Abstract
Tetragonal zirconia polycrystals stabilized by Y2O3 (Y-TZP) are recognized as a high strength material. However, Y-TZP has a fatal degradation at relatively low temperatures (100-300°C) according to the transformation from tetragonal to monoclinic phase. This transformation was reported to depend on the grain size in the sintered body. The purpose of the present study was to clarify the relationship between the properties of the starting powder and the low-temperature degradation of sintered specimens. The process and the results are as follows.
(1) The fine raw powders of zirconia with specific surface area of 10, 20 and 30m2/g were prepared by hydrolysis of ZrOCl2·8H2O and Zr(OH)4, coprecipitation of hydrated ZrO2 and Y(OH)3 by NH4OH, and calcination in the temperature range of 800-1100°C.
(2) These raw powders having specific surface area of 20 and 30m2/g could be sintered easily at 1300°C and yielded the sintered bodies with small grain sizes. In these samples, the degradation could be scarcely observed even under a 200°C hydrothermal condition.

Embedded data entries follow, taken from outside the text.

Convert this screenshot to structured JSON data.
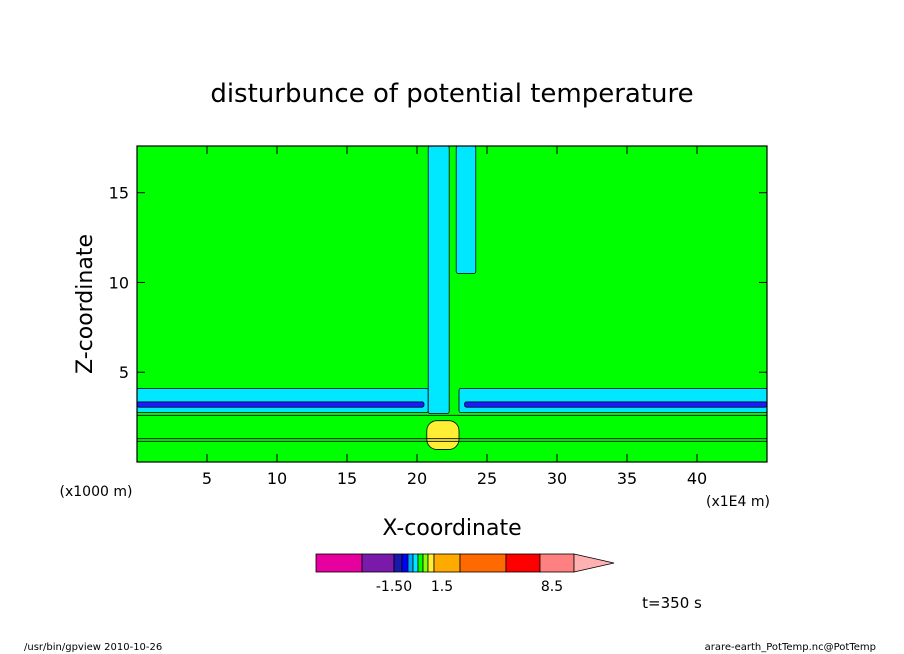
{
  "chart_data": {
    "type": "heatmap",
    "title": "disturbunce of potential temperature",
    "xlabel": "X-coordinate",
    "ylabel": "Z-coordinate",
    "x_units": "(x1E4 m)",
    "y_units": "(x1000 m)",
    "xlim": [
      0,
      45
    ],
    "ylim": [
      0,
      17.6
    ],
    "x_ticks": [
      5,
      10,
      15,
      20,
      25,
      30,
      35,
      40
    ],
    "y_ticks": [
      5,
      10,
      15
    ],
    "background_fill": "#00ff00",
    "regions": [
      {
        "name": "cyan-layer-left",
        "color": "#00e8ff",
        "x": [
          0,
          20.8
        ],
        "z": [
          2.75,
          4.1
        ]
      },
      {
        "name": "cyan-layer-right",
        "color": "#00e8ff",
        "x": [
          23.0,
          45
        ],
        "z": [
          2.75,
          4.1
        ]
      },
      {
        "name": "blue-band-left",
        "color": "#1a1aff",
        "x": [
          0,
          20.5
        ],
        "z": [
          3.05,
          3.35
        ]
      },
      {
        "name": "blue-band-right",
        "color": "#1a1aff",
        "x": [
          23.4,
          45
        ],
        "z": [
          3.05,
          3.35
        ]
      },
      {
        "name": "cyan-plume-left",
        "color": "#00e8ff",
        "x": [
          20.8,
          22.3
        ],
        "z": [
          2.7,
          17.6
        ]
      },
      {
        "name": "cyan-plume-right",
        "color": "#00e8ff",
        "x": [
          22.8,
          24.2
        ],
        "z": [
          10.5,
          17.6
        ]
      },
      {
        "name": "yellow-core",
        "color": "#ffee33",
        "x": [
          20.7,
          23.0
        ],
        "z": [
          0.7,
          2.3
        ]
      }
    ],
    "contour_lines_z": [
      1.15,
      1.3,
      2.6
    ],
    "colorbar": {
      "colors": [
        "#e6009e",
        "#7a1aaa",
        "#1a1aaa",
        "#0000ff",
        "#00aaff",
        "#00e8ff",
        "#00ff00",
        "#88ff00",
        "#ffee33",
        "#ffaa00",
        "#ff6a00",
        "#ff0000",
        "#ff8080",
        "#ffb0b0"
      ],
      "labels": [
        "-1.50",
        "1.5",
        "8.5"
      ]
    }
  },
  "annotation": "t=350 s",
  "footer_left": "/usr/bin/gpview   2010-10-26",
  "footer_right": "arare-earth_PotTemp.nc@PotTemp"
}
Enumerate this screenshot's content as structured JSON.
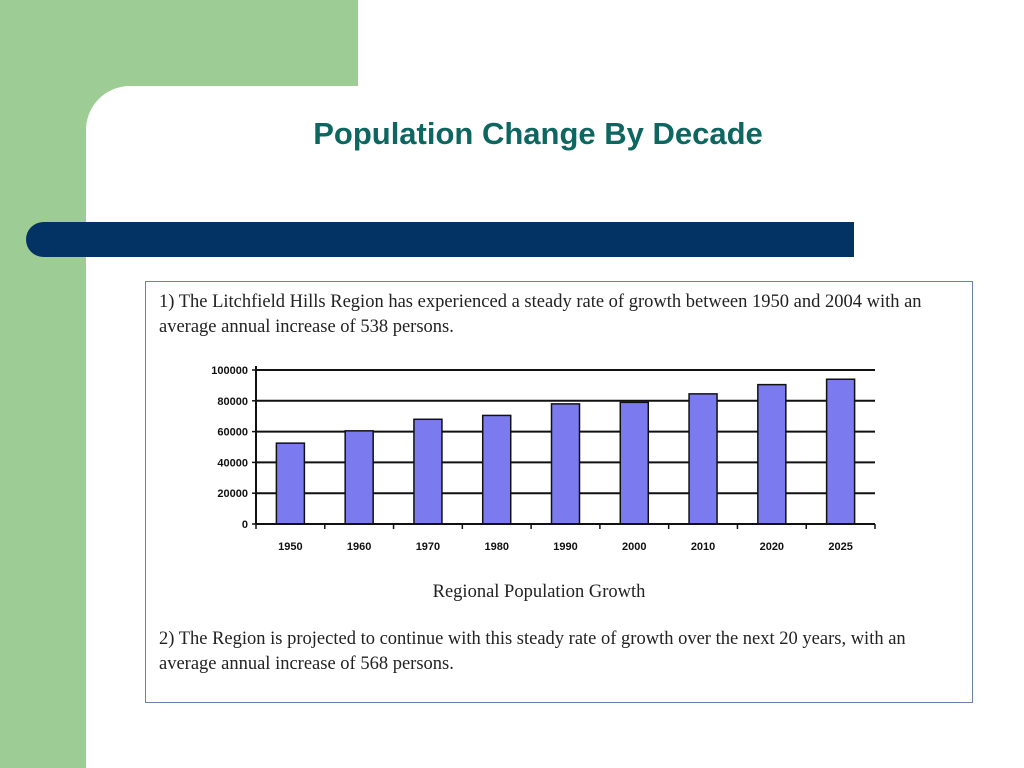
{
  "slide": {
    "title": "Population Change By Decade",
    "colors": {
      "green": "#9dcc95",
      "bar_navy": "#033264",
      "title_teal": "#0d6660",
      "chart_bar": "#7b7bef"
    }
  },
  "content": {
    "paragraph1": "1) The Litchfield Hills Region has experienced a steady rate of growth between 1950 and 2004 with an average annual increase of 538 persons.",
    "paragraph2": "2) The Region is projected to continue with this steady rate of growth over the next 20 years, with an average annual increase of 568 persons."
  },
  "chart_data": {
    "type": "bar",
    "title": "Regional Population Growth",
    "categories": [
      "1950",
      "1960",
      "1970",
      "1980",
      "1990",
      "2000",
      "2010",
      "2020",
      "2025"
    ],
    "values": [
      52500,
      60500,
      68000,
      70500,
      78000,
      79000,
      84500,
      90500,
      94000
    ],
    "yticks": [
      0,
      20000,
      40000,
      60000,
      80000,
      100000
    ],
    "ylim": [
      0,
      100000
    ],
    "grid": true,
    "legend": "none"
  }
}
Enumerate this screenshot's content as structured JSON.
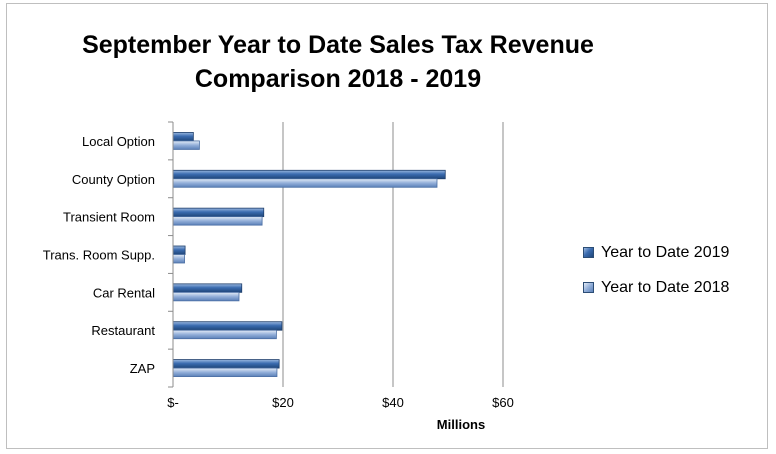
{
  "chart_data": {
    "type": "bar",
    "orientation": "horizontal",
    "title_line1": "September Year to Date Sales Tax Revenue",
    "title_line2": "Comparison 2018 - 2019",
    "xlabel": "Millions",
    "ylabel": "",
    "categories": [
      "Local Option",
      "County Option",
      "Transient Room",
      "Trans. Room Supp.",
      "Car Rental",
      "Restaurant",
      "ZAP"
    ],
    "series": [
      {
        "name": "Year to Date 2019",
        "color": "#2e5e9e",
        "values": [
          3.7,
          49.5,
          16.5,
          2.2,
          12.5,
          19.8,
          19.3
        ]
      },
      {
        "name": "Year to Date 2018",
        "color": "#8eaad6",
        "values": [
          4.8,
          48.0,
          16.2,
          2.1,
          12.0,
          18.8,
          18.9
        ]
      }
    ],
    "xlim": [
      0,
      60
    ],
    "xticks": [
      0,
      20,
      40,
      60
    ],
    "xtick_labels": [
      "$-",
      "$20",
      "$40",
      "$60"
    ],
    "grid": "vertical",
    "legend_position": "right"
  }
}
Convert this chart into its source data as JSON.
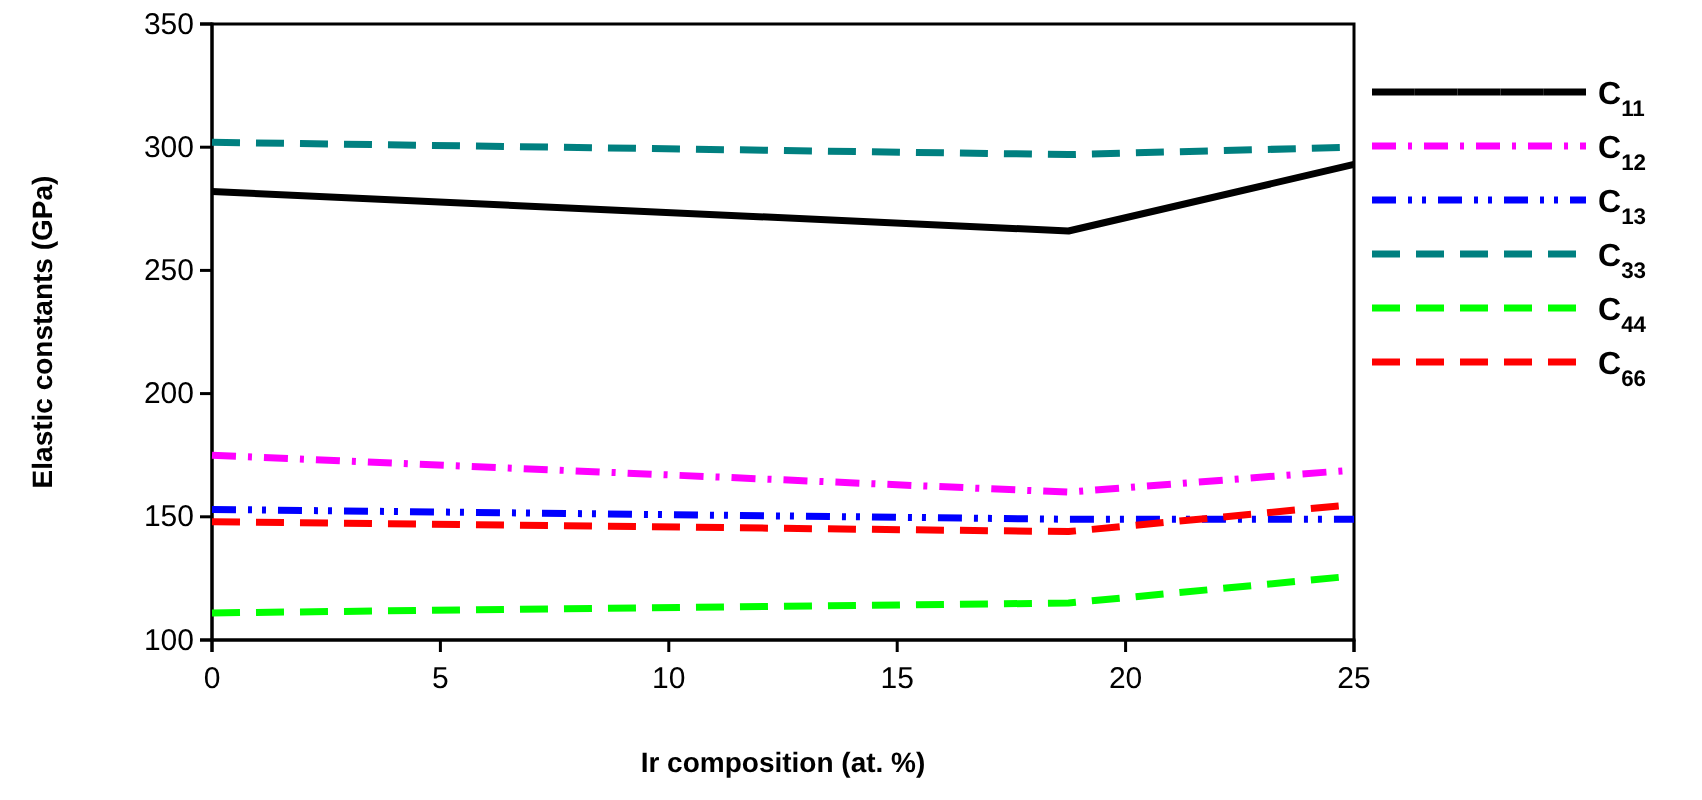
{
  "chart_data": {
    "type": "line",
    "xlabel": "Ir composition (at. %)",
    "ylabel": "Elastic constants (GPa)",
    "x": [
      0,
      18.75,
      25
    ],
    "series": [
      {
        "name": "C$_{11}$",
        "color": "#000000",
        "line_style": "solid",
        "values": [
          282,
          266,
          293
        ]
      },
      {
        "name": "C$_{12}$",
        "color": "#ff00ff",
        "line_style": "dashdot",
        "values": [
          175,
          160,
          169
        ]
      },
      {
        "name": "C$_{13}$",
        "color": "#0000ff",
        "line_style": "dashdotdot",
        "values": [
          153,
          149,
          149
        ]
      },
      {
        "name": "C$_{33}$",
        "color": "#008080",
        "line_style": "dashed",
        "values": [
          302,
          297,
          300
        ]
      },
      {
        "name": "C$_{44}$",
        "color": "#00ff00",
        "line_style": "dashed",
        "values": [
          111,
          115,
          126
        ]
      },
      {
        "name": "C$_{66}$",
        "color": "#ff0000",
        "line_style": "dashed",
        "values": [
          148,
          144,
          155
        ]
      }
    ],
    "xlim": [
      0,
      25
    ],
    "xticks": [
      0,
      5,
      10,
      15,
      20,
      25
    ],
    "ylim": [
      100,
      350
    ],
    "yticks": [
      100,
      150,
      200,
      250,
      300,
      350
    ],
    "grid": false,
    "legend": "right",
    "marker": "none"
  }
}
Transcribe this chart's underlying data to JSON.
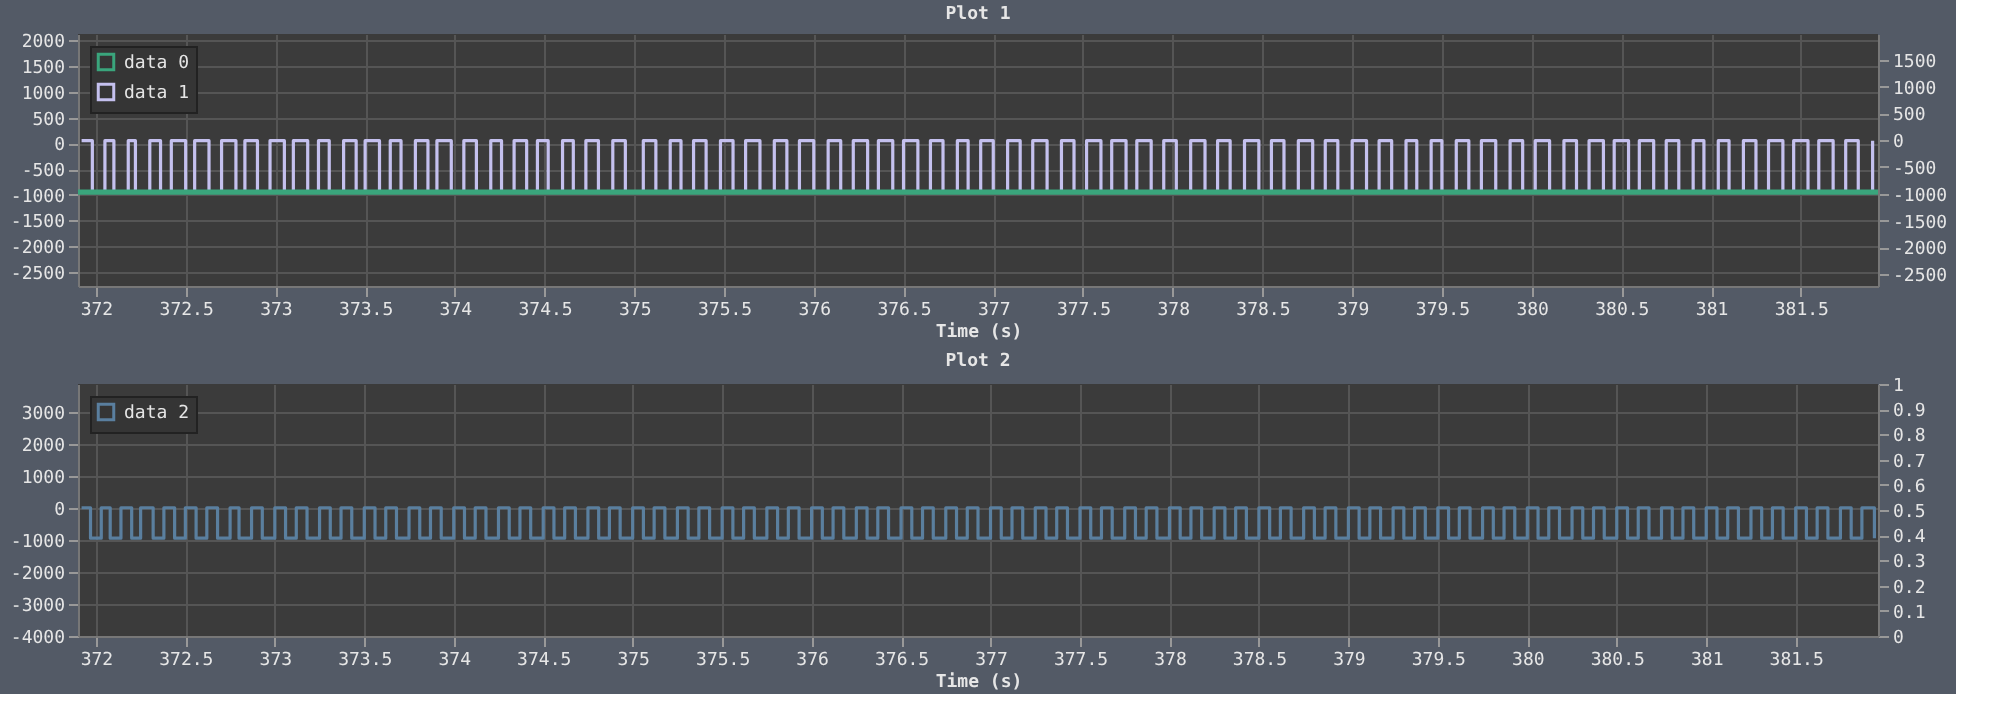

(3) The degradation in bending strength of Y-TZP by aging in hot water of 200°C showed good correspondence with the increase of monoclinic phase by the aging.
(4) When Y2O3 content and bulk density were fixed, the degradation behavior was closely related to the grain size of the sintered body. The critical grain size of the phase transformation from tetragonal to monoclinic was about 0.3-0.4μm.